Artist: Yelena Eckemoff
Genre: Contemporary Jazz, Post-Bop
Quality: mp3, 320 kbps
Desert’s Cry (00:05:58)
Colors of Nothingness (00:06:46)
Dust Storm (00:08:32)
Desert Remained (00:05:29)
Garden of Eden (00:05:29)
Pianist Yelena Eckemoff’s backstory doesn’t suggest the potential for a rise to the category of top level jazz pianist. But here she is, after emigrating to the U.S. from Russia with her husband—leaving her children (temporarily) and everything else (permanently) behind in 1991 to escape repression and to start a new life. Classically trained in her homeland, Eckemoff came to jazz relatively late. With persistence, talent, ambition, audacity and a seemingly unshakable optimism, she has navigated her way to the top echelon of the jazz world and created a substantial discography of very good to excellent recordings, collaborating with the cream of rhythm section cohorts—bassists Arild Andersen and Jon Christensen, drummers Peter Erskine and Billy Hart.
Eckemoff doesn’t go about her craft by throwing a bunch of disparate tunes or ideas together.
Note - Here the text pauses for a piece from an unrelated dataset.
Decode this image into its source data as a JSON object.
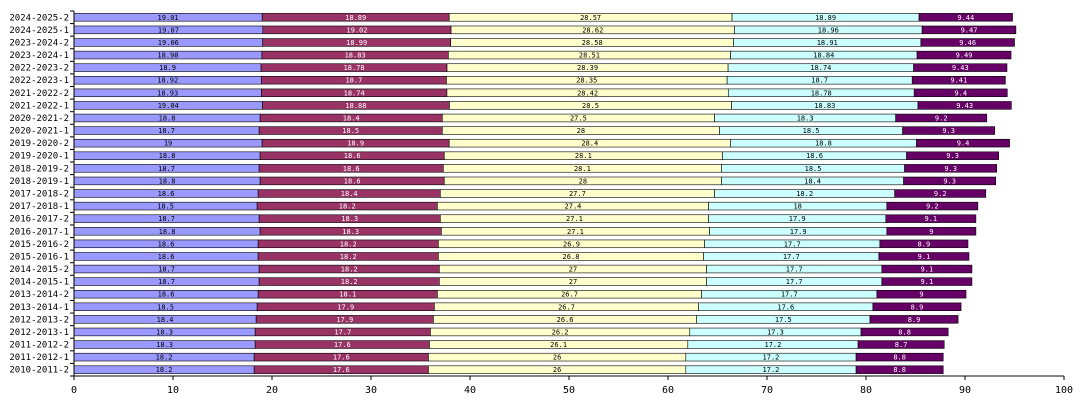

What she does is establish themes—such as Lions (L & H Production, 2012), or remembered aromas from her childhood, Blooming Tall Phlox (L & H Production, 2013)—fashioning herself into a master conceptualist.
Eckemoff’s first release of 2018—she is persistently prolific—is Desert, a musical exploration of the magic of vast and seemingly barren lands, of mirages and drifting, whispering sands, of muted pastels of vast, wide-open spaces.
She has chosen to employ for the project the previously mentioned teammates, bassist Arild Anderson and drummer Peter Erskine. New to her ensemble is multiple reedman Paul McCandless, a founding member of the group Oregon.
A Middle-Eastern mood pervades on a set of Eckemoff originals, sounds tinted by the influence of the Arabian peninsula: “Bedouins,” “Mirages,” “Desert Cry” and “Colors Of Nothingness.” The arrangements are succinct and crisply executed. Drummer Erskine gives a masterclass in elevating the music throughout, in the way that Paul Motian always did, with a distinctively different approach.
Eckemoff’s compositions have a characteristic refinement, their accessible complexities woven through by McCandless’ sinewy melodic lines from his oboe, English horn, soprano saxophone and bass clarinet. And a bonus—Eckemoff’s prose and poetry included in the twenty-plus page cover booklet that adds a vocabulary to her musical ideas. Especially compelling is her short story “Bedouins.” She is proving herself as fine a writer as she is a musician on this excellent work of art.
When the coils of time were dissolved, the desert endured.—Yelena Eckemoff, from her poem “Desert Remained.”